#### maths_newbie

##### New member
Hello,

Standard 8a and 8b classes wrote a same test. There are 50 papers in total. The grade point average, i.e. the arithmetic average of all grades, is
2.7. Sir Tom also calculated the grade point average of each class individually. Afterwards he noticed that he had accidentally assigned Tina, who received a grade of 2, in class 8b, although she belongs to Class 8a. So he recalculated the averages again and is astonished to find out: Both the average of 8a as well as the average of 8b are better than in the previous calculations.

a) Give a possible distribution of grades for the students in the two classes on this Test in which the grade point average of all 50 papers is 2.7 and Tina
received a grade 2, and the grade point averages of the two classes in the second round of calculation are are actually better than the first round of calculation. Give reasons for your statement.

b) Based on the available information, can it be deduced which of the two classes has the better grade point average?

My trial:
Tina to Class A caused A's average to rise and B's average to also rise. Therefore, before the shift, A's average is below 2 and B's average is above 2. More can be said. Since A's average, before the shift is below 2, and since (before the shift), the overall average is 2.7, and since it was assumed (before the shift) that A and B each had 25 students, you know that before the shift, B's average was >(2.7+.7)=3.4>(2.7+.7)=3.4.
But this assumption of 25 Students in each class is not given in the problem. So not sure how to proceed from there.

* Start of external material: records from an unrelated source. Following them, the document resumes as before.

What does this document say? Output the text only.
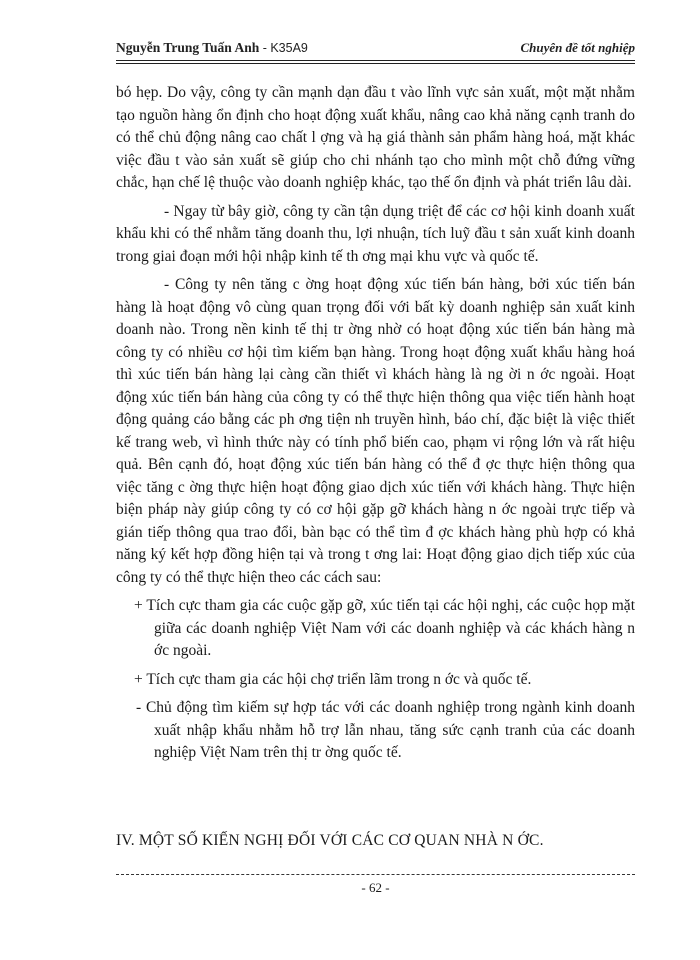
Nguyễn Trung Tuấn Anh - K35A9	Chuyên đề tốt nghiệp

bó hẹp. Do vậy, công ty cần mạnh dạn đầu t vào lĩnh vực sản xuất, một mặt nhằm tạo nguồn hàng ổn định cho hoạt động xuất khẩu, nâng cao khả năng cạnh tranh do có thể chủ động nâng cao chất l ợng và hạ giá thành sản phẩm hàng hoá, mặt khác việc đầu t vào sản xuất sẽ giúp cho chi nhánh tạo cho mình một chỗ đứng vững chắc, hạn chế lệ thuộc vào doanh nghiệp khác, tạo thế ổn định và phát triển lâu dài.

- Ngay từ bây giờ, công ty cần tận dụng triệt để các cơ hội kinh doanh xuất khẩu khi có thể nhằm tăng doanh thu, lợi nhuận, tích luỹ đầu t sản xuất kinh doanh trong giai đoạn mới hội nhập kinh tế th ơng mại khu vực và quốc tế.

- Công ty nên tăng c ờng hoạt động xúc tiến bán hàng, bởi xúc tiến bán hàng là hoạt động vô cùng quan trọng đối với bất kỳ doanh nghiệp sản xuất kinh doanh nào. Trong nền kinh tế thị tr ờng nhờ có hoạt động xúc tiến bán hàng mà công ty có nhiều cơ hội tìm kiếm bạn hàng. Trong hoạt động xuất khẩu hàng hoá thì xúc tiến bán hàng lại càng cần thiết vì khách hàng là ng ời n ớc ngoài. Hoạt động xúc tiến bán hàng của công ty có thể thực hiện thông qua việc tiến hành hoạt động quảng cáo bằng các ph ơng tiện nh truyền hình, báo chí, đặc biệt là việc thiết kế trang web, vì hình thức này có tính phổ biến cao, phạm vi rộng lớn và rất hiệu quả. Bên cạnh đó, hoạt động xúc tiến bán hàng có thể đ ợc thực hiện thông qua việc tăng c ờng thực hiện hoạt động giao dịch xúc tiến với khách hàng. Thực hiện biện pháp này giúp công ty có cơ hội gặp gỡ khách hàng n ớc ngoài trực tiếp và gián tiếp thông qua trao đổi, bàn bạc có thể tìm đ ợc khách hàng phù hợp có khả năng ký kết hợp đồng hiện tại và trong t ơng lai: Hoạt động giao dịch tiếp xúc của công ty có thể thực hiện theo các cách sau:

+ Tích cực tham gia các cuộc gặp gỡ, xúc tiến tại các hội nghị, các cuộc họp mặt giữa các doanh nghiệp Việt Nam với các doanh nghiệp và các khách hàng n ớc ngoài.

+ Tích cực tham gia các hội chợ triển lãm trong n ớc và quốc tế.

- Chủ động tìm kiếm sự hợp tác với các doanh nghiệp trong ngành kinh doanh xuất nhập khẩu nhằm hỗ trợ lẫn nhau, tăng sức cạnh tranh của các doanh nghiệp Việt Nam trên thị tr ờng quốc tế.

IV. MỘT SỐ KIẾN NGHỊ ĐỐI VỚI CÁC CƠ QUAN NHÀ N ỚC.
- 62 -
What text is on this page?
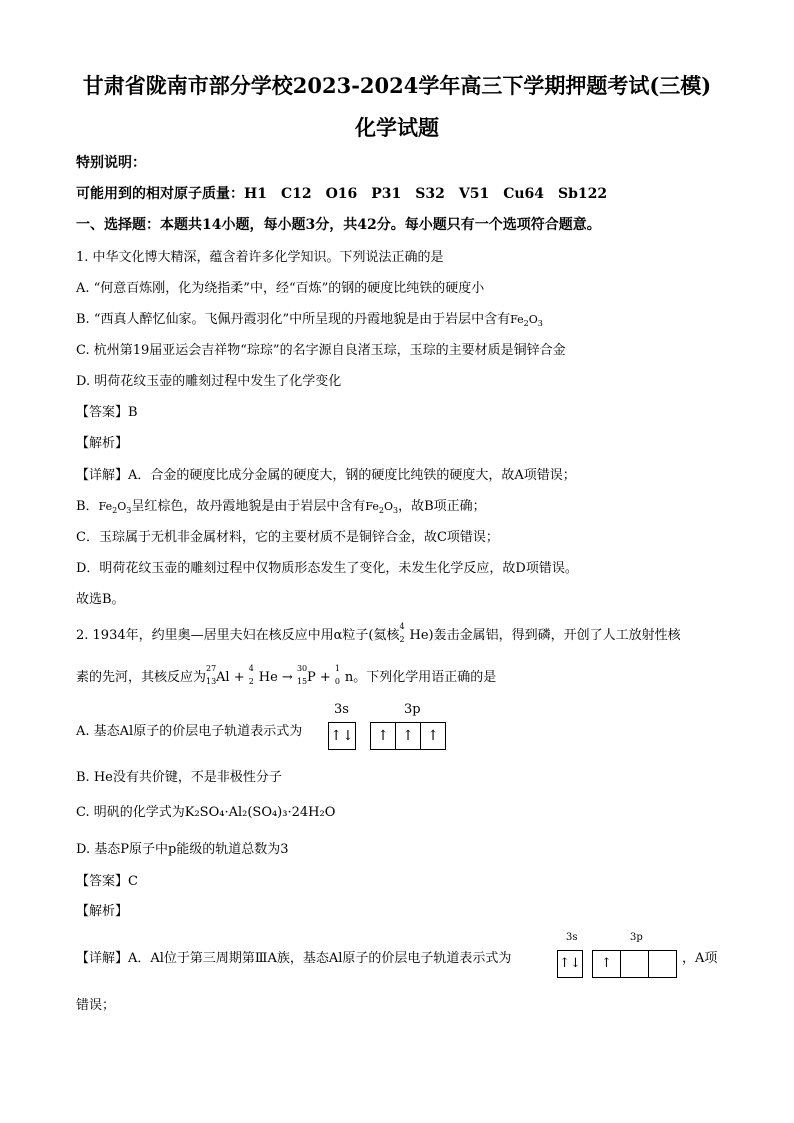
甘肃省陇南市部分学校2023-2024学年高三下学期押题考试(三模)
化学试题
特别说明：
可能用到的相对原子质量：H1　C12　O16　P31　S32　V51　Cu64　Sb122
一、选择题：本题共14小题，每小题3分，共42分。每小题只有一个选项符合题意。
1. 中华文化博大精深，蕴含着许多化学知识。下列说法正确的是
A. “何意百炼刚，化为绕指柔”中，经“百炼”的钢的硬度比纯铁的硬度小
B. “西真人醉忆仙家。飞佩丹霞羽化”中所呈现的丹霞地貌是由于岩层中含有$Fe_2O_3$
C. 杭州第19届亚运会吉祥物“琮琮”的名字源自良渚玉琮，玉琮的主要材质是铜锌合金
D. 明荷花纹玉壶的雕刻过程中发生了化学变化
【答案】B
【解析】
【详解】A．合金的硬度比成分金属的硬度大，钢的硬度比纯铁的硬度大，故A项错误；
B．$Fe_2O_3$呈红棕色，故丹霞地貌是由于岩层中含有$Fe_2O_3$，故B项正确；
C．玉琮属于无机非金属材料，它的主要材质不是铜锌合金，故C项错误；
D．明荷花纹玉壶的雕刻过程中仅物质形态发生了变化，未发生化学反应，故D项错误。
故选B。
2. 1934年，约里奥—居里夫妇在核反应中用α粒子(氦核
4
2 He)轰击金属铝，得到磷，开创了人工放射性核
素的先河，其核反应为
27
13 Al +
4
2 He →
30
15 P +
1
0 n。下列化学用语正确的是
A. 基态Al原子的价层电子轨道表示式为
3s	3p
↑↓	↑ ↑ ↑
B. He没有共价键，不是非极性分子
C. 明矾的化学式为K₂SO₄·Al₂(SO₄)₃·24H₂O
D. 基态P原子中p能级的轨道总数为3
【答案】C
【解析】
【详解】A．Al位于第三周期第ⅢA族，基态Al原子的价层电子轨道表示式为
3s	3p
↑↓	↑	，A项
错误；
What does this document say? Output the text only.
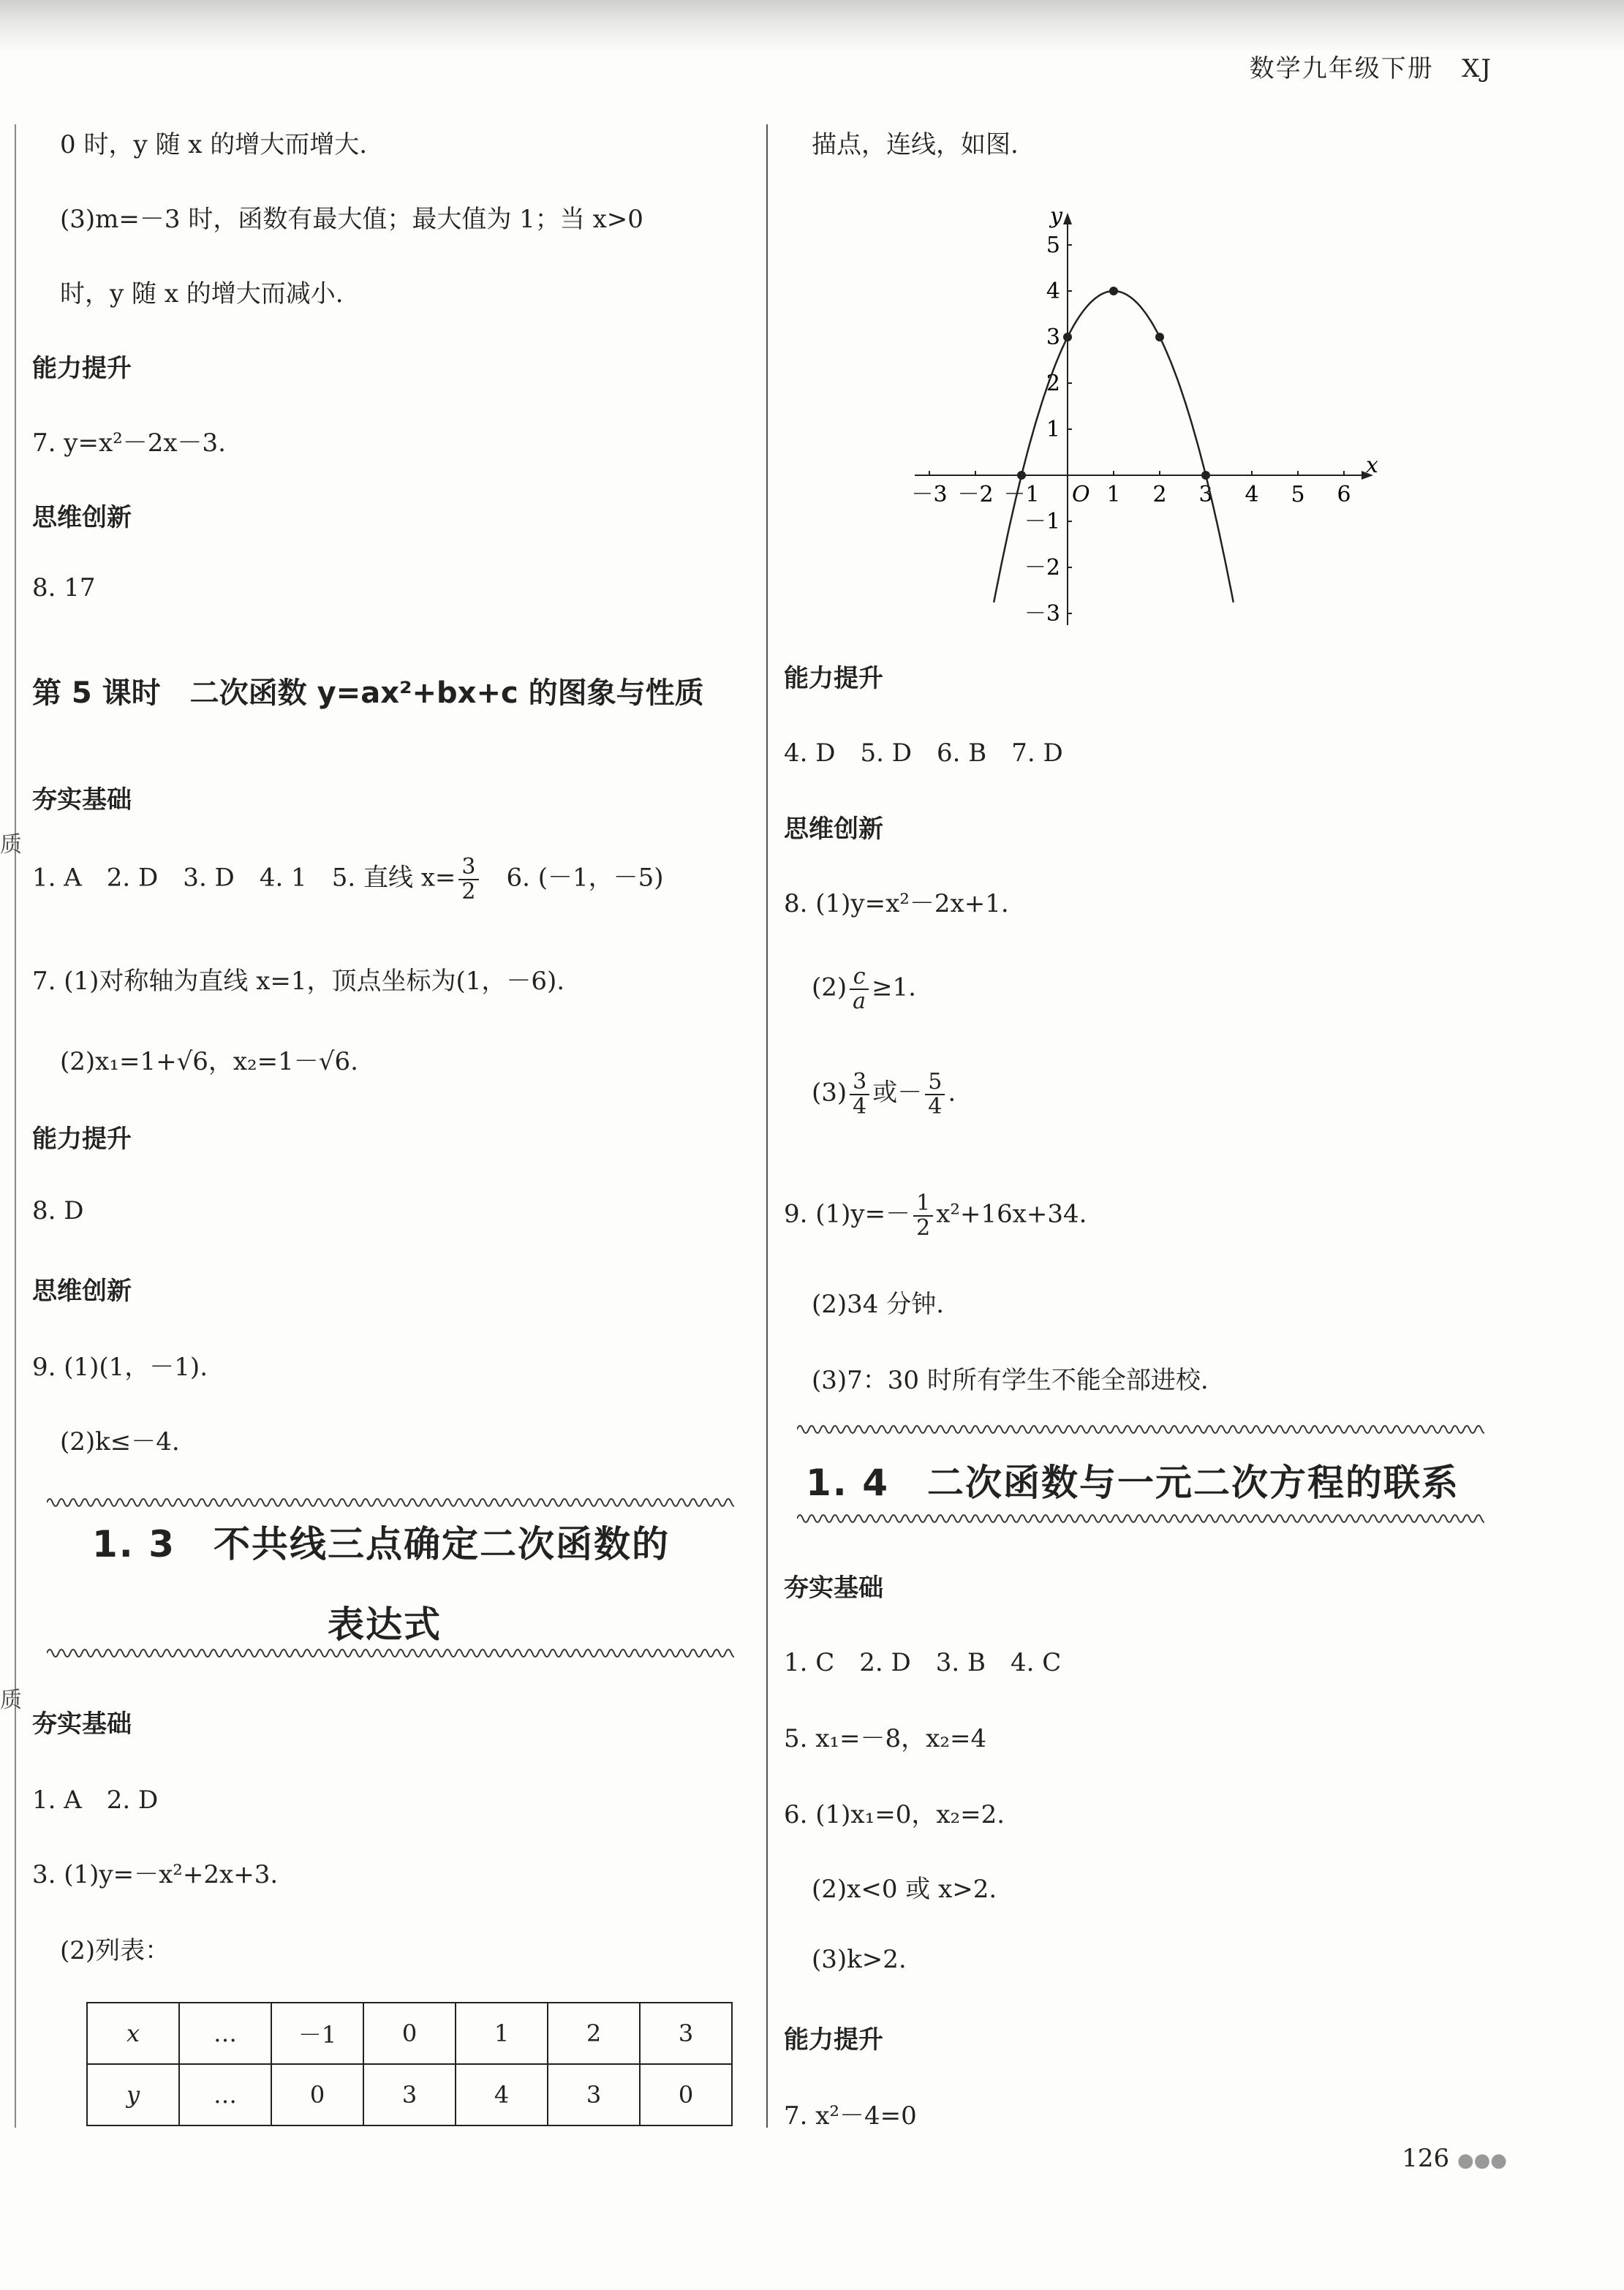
数学九年级下册 XJ
质
质
0 时，y 随 x 的增大而增大.
(3)m=－3 时，函数有最大值；最大值为 1；当 x>0
时，y 随 x 的增大而减小.
能力提升
7. y=x²－2x－3.
思维创新
8. 17
第 5 课时　二次函数 y=ax²+bx+c 的图象与性质
夯实基础
1. A　2. D　3. D　4. 1　5. 直线 $x= \frac{3}{2}$ 　6. (－1，－5)
7. (1)对称轴为直线 x=1，顶点坐标为(1，－6).
(2)x₁=1+√6，x₂=1－√6.
能力提升
8. D
思维创新
9. (1)(1，－1).
(2)k≤－4.
1. 3　不共线三点确定二次函数的
表达式
夯实基础
1. A　2. D
3. (1)y=－x²+2x+3.
(2)列表：
x	…	－1	0	1	2	3
y	…	0	3	4	3	0
描点，连线，如图.
x
y
O
－3 －2 －1	1 2 3 4 5 6
－3
－2
－1
1
2
3
4
5
能力提升
4. D　5. D　6. B　7. D
思维创新
8. (1)y=x²－2x+1.
$(2) \frac{c}{a} \ge 1$.
$(3) \frac{3}{4}$ 或－ $\frac{5}{4}$ .
9. $(1)y=- \frac{1}{2} x^2+16x+34$.
(2)34 分钟.
(3)7：30 时所有学生不能全部进校.
1. 4　二次函数与一元二次方程的联系
夯实基础
1. C　2. D　3. B　4. C
5. x₁=－8，x₂=4
6. (1)x₁=0，x₂=2.
(2)x<0 或 x>2.
(3)k>2.
能力提升
7. x²－4=0
126 ●●●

Thanx for your suggestions and hints.

#### JeffM

##### Elite Member
I do not follow your answer, but I believe that assuming 25 in each class is a legitimate experiment. You are asked to find any distribution that works. If 25 and 25 works that is good enough.

More analytically, we have six unknowns

a = the number of students in class 8a
b = the number of students in class 8b

a and b are integers
a > 1 because otherwise no average for 8a could be calculated excluding Tina.
b > 1 because otherwise no average for 8b could be calculated excluding Tina

u = average score of class 8a improperly excluding Tina
x = average score of class 8a including Tina
v = average score of class 8b improperly including Tina
y = average score of class 8b excluding Tina

u, v, x, and y are presumably non-negative.

What do we know quantitatively?

$a + b = 50.\\ (a - 1)u + (b + 1)v = 50 * 2.7 = 135.\\ ax + by = 135.\\ \dfrac{(a - 1)u + 2}{a} = x > u \ge 0.\\ \dfrac{(b + 1)v - 2}{b} = y > v \ge 0.\\$
This system of Diophantine equations is not self-evidently soluble. It would be simple to write a computer program to find solutions if there are any.